Ini adalah hari ketiga aku berada di rumah. Di kampungku, tak ada aktivitas apa pun, kecuali tidur, rebahan, dan tidur lagi. Membosankan juga, pikirku. Maka, setelah dapat izin dari Bapak, aku segera menuju terminal yang letaknya sekitar 2,5 kilometer dari rumahku. Tujuanku kali ini adalah perpustakaan di pusat Kota Cirebon. Satu-satunya perpustakaan terdekat yang bisa diakses paling mudah dari kampungku.
Kususuri jalanan dengan menaiki becak, yang kubayar sepuluh ribu rupiah. Ini jauh lebih mahal dibanding tiga tahun lalu saat pertama kali hendak mondok, yang hanya berbayar tiga ribu rupiah. Lalu, dilanjut menaiki mobil umum jurusan Cirebon kota.

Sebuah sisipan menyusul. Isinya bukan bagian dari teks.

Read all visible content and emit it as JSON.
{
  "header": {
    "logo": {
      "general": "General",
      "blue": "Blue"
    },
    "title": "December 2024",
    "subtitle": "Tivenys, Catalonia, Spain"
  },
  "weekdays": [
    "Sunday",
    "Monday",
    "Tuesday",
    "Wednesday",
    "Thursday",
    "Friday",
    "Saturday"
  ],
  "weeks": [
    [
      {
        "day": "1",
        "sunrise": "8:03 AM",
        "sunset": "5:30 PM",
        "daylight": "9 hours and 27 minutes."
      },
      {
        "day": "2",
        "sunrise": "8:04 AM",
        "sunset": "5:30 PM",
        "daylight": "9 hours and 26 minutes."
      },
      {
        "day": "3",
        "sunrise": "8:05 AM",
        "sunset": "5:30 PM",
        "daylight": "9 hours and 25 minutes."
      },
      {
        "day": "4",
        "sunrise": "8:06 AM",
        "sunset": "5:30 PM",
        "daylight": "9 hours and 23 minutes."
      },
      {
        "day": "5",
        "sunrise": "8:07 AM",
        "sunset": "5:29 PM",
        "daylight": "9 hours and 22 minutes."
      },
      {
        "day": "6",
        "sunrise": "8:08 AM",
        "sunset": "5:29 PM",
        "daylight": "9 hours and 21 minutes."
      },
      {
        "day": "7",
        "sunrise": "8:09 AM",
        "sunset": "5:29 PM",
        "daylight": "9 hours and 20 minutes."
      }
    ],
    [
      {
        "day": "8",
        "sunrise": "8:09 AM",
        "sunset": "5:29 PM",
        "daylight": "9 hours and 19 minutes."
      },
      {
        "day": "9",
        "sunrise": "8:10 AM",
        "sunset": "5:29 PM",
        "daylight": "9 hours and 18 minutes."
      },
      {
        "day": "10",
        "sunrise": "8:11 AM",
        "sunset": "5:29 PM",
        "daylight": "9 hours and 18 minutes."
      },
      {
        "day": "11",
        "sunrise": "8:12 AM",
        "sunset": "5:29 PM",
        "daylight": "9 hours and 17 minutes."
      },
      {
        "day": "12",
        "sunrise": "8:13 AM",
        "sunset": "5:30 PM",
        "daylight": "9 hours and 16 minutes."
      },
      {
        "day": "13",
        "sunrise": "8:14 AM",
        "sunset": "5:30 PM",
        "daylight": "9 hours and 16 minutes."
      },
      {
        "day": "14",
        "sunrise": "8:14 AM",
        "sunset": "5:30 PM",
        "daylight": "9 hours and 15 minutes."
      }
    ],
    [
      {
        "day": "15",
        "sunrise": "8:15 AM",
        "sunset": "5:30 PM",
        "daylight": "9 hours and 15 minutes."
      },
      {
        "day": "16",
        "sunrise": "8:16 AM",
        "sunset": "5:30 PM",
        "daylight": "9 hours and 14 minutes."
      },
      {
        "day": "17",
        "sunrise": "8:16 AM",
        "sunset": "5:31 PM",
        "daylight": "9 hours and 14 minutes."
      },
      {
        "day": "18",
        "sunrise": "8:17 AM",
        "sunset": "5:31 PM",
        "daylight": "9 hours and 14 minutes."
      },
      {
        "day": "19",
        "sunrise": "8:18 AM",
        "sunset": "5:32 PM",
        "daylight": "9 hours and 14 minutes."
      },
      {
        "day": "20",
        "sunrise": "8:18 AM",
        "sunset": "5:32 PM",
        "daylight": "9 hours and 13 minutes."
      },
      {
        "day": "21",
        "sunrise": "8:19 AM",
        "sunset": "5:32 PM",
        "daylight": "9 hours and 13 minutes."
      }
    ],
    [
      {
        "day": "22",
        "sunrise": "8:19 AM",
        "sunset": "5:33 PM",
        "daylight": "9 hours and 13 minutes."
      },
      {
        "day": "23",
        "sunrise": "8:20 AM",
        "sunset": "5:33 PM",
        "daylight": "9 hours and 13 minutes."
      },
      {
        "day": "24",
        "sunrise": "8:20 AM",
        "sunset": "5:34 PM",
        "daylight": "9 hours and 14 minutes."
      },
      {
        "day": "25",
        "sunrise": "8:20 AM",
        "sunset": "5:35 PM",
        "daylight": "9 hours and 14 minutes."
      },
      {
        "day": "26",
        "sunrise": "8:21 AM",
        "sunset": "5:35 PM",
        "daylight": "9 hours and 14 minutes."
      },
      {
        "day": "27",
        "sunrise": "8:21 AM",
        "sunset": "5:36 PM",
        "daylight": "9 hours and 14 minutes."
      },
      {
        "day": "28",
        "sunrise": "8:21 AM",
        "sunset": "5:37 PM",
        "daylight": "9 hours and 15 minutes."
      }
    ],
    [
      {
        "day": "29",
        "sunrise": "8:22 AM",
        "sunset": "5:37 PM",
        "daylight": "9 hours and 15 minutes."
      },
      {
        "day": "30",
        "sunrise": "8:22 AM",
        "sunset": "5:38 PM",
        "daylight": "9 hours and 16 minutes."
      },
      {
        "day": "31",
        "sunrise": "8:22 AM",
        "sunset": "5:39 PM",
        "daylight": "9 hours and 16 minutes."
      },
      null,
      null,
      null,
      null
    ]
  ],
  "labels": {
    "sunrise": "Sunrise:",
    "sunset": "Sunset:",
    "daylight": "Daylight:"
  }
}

Satu-satunya kendaraan andalan bagi warga kampungku saat hendak bepergian ke mana pun.
Tiga puluh menit berlalu. Tibalah aku di depan sebuah gedung tua, yang letaknya persis di depan jalan raya utama. Kakiku mendadak kelu saat hendak memasuki area gedung. Bukan hanya karena bangunannya yang tampak tua, gelap, dan suram, tetapi, bangku panjang yang berderet pun persis seperti film-film horor yang biasa kutonton saat dulu di pondok bersama teman-teman.
“Mau masuk?” tanya seorang perempuan muda berpakaian seragam biru-putih menyapaku.
“Eee, iya,” jawabku singkat. Aku seperti seorang perempuan malang yang tepergok hendak mencuri di sebuah rumah tua.